When WiFi signals propagate and interact with something or someone, the resulting patterns can be stitched together to create a sort of snapshot using radio signals instead of the light that a camera needs. Once captured and analyzed, these patterns create an image of you that can then be used to secretly follow you just about anywhere WiFi exists. Even if you don’t have your phone or laptop, WiFi surveillance can detect you based on solely on your radio-spectrum image. There are no special sensors involved. Tactics like this are problematic enough when individuals use them, so just imagine how they could be wielded by companies and governments that want to know your every move.
Beamforming feedback information (BFI) is what happens when devices linked to a WiFi network, such as smartphones and routers, send feedback signals within that network. Creepier still, this information is transmitted without encryption, meaning anyone in the range of that network can access it. Researchers Julian Todt, Felix Morsbach, and Thorsten Strufe of KASTEL Security Research Labs at the Karlsruhe Institute of Technology in Karlsruhe, Germany, are concerned. Earlier attempts at WiFi surveillance required LiDAR sensors or techniques that measured changes in read signals as they bounced off objects and people. BFI makes surveillance without consent much easier than other methods.
“With WiFi networks being ubiquitous in our everyday lives, the impact of unknown privacy threats is likely severe,” the researchers said in a study recently published in Proceedings of the 2025 ACM SIGSAC Conference on Computer and Communications Security. “[BFI] can infer the identity of individuals with very high accuracy, across different walking styles and perspectives, even with large sample sizes.”

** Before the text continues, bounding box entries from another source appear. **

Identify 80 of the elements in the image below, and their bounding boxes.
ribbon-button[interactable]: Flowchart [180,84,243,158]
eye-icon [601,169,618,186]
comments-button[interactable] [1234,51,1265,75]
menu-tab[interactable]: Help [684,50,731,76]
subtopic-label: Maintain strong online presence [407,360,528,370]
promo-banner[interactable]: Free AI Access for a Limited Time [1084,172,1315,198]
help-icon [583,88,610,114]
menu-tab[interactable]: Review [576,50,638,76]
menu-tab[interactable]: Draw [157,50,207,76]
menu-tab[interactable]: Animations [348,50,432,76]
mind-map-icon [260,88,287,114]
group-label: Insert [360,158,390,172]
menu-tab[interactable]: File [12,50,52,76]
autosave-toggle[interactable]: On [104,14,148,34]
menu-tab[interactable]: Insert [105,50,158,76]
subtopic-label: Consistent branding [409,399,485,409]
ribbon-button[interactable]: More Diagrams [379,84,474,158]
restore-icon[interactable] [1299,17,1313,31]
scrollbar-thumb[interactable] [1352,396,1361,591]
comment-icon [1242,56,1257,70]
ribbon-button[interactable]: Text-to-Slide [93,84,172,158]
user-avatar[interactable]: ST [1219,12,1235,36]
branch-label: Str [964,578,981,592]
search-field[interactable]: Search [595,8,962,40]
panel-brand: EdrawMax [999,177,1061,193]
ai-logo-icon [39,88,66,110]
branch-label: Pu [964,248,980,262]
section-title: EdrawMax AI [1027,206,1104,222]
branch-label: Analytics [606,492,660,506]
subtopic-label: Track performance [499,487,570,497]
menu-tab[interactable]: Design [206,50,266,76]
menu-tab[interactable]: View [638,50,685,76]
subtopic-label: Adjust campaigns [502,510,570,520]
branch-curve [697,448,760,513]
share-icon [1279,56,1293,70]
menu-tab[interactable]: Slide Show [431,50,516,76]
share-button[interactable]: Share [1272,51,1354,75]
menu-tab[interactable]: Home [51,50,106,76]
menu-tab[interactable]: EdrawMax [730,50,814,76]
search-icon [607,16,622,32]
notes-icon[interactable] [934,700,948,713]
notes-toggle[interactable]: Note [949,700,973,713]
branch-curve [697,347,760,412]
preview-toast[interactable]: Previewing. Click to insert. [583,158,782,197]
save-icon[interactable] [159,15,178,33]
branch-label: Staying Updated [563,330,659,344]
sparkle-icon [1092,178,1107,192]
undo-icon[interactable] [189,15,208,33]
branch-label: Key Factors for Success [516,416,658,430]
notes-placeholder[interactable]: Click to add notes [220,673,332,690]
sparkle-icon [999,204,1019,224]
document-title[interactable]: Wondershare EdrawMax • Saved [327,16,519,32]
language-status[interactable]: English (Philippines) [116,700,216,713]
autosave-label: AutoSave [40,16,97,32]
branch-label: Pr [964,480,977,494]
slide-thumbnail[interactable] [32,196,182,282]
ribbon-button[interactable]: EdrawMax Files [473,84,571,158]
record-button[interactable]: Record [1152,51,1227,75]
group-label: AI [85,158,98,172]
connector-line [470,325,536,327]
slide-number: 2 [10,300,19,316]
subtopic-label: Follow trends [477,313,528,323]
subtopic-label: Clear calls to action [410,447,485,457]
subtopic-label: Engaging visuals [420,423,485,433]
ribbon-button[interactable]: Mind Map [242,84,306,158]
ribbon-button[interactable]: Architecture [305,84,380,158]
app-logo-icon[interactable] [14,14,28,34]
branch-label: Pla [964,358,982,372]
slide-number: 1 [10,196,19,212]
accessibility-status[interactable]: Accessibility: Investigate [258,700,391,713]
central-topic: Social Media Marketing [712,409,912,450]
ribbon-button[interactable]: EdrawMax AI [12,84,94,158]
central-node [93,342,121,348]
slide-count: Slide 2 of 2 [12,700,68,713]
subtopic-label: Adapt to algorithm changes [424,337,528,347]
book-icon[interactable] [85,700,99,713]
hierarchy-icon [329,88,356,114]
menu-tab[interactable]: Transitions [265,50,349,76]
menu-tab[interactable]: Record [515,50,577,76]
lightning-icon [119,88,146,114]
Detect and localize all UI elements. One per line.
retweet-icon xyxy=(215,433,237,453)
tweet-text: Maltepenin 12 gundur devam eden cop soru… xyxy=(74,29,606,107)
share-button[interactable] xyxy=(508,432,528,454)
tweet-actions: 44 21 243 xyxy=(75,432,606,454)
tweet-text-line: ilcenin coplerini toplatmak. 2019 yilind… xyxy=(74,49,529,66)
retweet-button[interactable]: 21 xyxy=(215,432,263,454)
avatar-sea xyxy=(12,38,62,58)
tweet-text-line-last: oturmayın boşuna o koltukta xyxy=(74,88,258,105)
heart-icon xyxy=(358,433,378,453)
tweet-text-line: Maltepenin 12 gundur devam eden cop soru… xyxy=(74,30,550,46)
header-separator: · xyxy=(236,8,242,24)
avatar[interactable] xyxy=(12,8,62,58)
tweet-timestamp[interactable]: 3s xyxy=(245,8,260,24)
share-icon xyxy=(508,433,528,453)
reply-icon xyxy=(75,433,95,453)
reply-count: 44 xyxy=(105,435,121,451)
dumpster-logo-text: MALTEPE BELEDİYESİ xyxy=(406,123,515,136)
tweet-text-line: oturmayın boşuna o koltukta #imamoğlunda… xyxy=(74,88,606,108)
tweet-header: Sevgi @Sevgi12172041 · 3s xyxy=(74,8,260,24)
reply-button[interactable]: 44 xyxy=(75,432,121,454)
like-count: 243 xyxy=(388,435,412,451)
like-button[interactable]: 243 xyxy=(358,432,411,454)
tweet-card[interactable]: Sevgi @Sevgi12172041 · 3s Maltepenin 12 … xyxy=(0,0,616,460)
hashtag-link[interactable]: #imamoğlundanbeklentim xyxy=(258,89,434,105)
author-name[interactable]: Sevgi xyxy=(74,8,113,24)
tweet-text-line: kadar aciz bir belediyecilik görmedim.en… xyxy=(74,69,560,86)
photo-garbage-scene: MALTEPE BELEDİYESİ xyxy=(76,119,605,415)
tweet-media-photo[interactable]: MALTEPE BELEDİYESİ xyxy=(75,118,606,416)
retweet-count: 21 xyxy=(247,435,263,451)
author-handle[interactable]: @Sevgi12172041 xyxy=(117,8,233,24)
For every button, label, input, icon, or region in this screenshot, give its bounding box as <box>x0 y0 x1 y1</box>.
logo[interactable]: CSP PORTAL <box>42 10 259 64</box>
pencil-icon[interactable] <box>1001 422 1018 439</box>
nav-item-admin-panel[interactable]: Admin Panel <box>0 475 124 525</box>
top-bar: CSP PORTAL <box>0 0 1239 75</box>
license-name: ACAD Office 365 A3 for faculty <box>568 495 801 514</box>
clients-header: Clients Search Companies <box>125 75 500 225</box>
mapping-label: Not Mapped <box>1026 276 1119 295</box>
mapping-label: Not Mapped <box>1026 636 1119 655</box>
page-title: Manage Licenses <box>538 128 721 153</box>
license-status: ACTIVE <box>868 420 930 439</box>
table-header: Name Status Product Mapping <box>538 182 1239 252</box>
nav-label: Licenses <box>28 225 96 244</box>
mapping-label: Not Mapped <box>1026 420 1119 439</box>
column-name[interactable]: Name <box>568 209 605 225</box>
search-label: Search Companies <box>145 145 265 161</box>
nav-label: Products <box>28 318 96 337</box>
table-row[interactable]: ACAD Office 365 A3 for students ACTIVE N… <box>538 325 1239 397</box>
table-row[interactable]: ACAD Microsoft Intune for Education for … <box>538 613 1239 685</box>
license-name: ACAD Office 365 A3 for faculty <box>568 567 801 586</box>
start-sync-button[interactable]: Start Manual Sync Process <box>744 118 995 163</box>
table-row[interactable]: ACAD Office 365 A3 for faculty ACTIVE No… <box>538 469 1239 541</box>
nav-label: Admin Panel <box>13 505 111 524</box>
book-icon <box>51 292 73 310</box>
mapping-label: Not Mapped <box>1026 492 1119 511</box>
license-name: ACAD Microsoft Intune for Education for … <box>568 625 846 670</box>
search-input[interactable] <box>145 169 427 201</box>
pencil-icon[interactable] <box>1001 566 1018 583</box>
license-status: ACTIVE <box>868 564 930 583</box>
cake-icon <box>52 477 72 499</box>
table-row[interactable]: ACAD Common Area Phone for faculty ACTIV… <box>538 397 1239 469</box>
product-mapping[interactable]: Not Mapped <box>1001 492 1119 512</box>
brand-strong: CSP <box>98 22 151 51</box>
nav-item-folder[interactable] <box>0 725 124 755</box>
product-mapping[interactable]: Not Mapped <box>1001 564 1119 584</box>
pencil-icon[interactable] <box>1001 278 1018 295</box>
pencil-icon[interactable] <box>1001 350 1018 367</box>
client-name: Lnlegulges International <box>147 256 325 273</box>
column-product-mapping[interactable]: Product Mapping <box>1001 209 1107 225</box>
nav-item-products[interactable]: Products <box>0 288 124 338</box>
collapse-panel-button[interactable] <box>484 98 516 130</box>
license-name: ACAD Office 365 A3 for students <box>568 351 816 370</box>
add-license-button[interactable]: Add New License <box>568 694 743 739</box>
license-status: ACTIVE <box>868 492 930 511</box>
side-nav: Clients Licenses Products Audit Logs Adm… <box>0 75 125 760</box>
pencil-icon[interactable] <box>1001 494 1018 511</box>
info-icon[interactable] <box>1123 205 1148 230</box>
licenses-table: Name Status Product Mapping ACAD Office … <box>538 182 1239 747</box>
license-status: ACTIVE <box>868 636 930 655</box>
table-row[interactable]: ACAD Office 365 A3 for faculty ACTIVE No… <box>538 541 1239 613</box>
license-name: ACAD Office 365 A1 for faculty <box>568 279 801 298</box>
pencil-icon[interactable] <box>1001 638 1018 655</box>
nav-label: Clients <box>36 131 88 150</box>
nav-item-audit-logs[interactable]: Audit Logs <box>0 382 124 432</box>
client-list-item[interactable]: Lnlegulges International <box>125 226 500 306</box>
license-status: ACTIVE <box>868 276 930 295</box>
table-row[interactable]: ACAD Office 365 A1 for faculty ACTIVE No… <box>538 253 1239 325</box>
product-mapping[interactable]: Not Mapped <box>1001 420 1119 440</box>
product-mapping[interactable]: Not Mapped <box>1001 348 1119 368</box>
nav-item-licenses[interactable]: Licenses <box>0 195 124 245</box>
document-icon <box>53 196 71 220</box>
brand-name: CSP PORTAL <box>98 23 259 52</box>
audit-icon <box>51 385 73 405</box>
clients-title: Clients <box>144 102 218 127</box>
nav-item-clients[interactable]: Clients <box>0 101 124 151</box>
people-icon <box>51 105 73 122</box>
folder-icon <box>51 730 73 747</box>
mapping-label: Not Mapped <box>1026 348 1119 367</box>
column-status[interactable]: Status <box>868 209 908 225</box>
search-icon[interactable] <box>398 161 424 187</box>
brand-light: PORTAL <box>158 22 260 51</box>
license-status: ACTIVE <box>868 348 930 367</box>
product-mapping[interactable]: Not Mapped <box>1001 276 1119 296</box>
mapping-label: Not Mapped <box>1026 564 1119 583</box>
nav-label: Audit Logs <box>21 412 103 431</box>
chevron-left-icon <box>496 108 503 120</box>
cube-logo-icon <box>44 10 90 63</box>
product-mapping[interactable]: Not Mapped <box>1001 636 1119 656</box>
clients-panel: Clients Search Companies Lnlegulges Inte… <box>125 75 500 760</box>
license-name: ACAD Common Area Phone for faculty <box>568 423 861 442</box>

As radio signals propagate, what’s received can be compared to what would be expected if the signals encountered no interference. That comparison offers an estimate of interference that can be helpful for correcting any errors in the data received. Naturally, these estimates carry information about the environment the signals were traveling through. Humans cause a significant amount of interference, and when that is analyzed, a human presence can be inferred. But the information that can be gleaned goes beyond just where you are. Interference analysis can find out sensitive information and also pick up on what you might be doing, allowing whoever is behind the surveillance to decide whether you seem suspicious, even if nothing remotely shady is going on.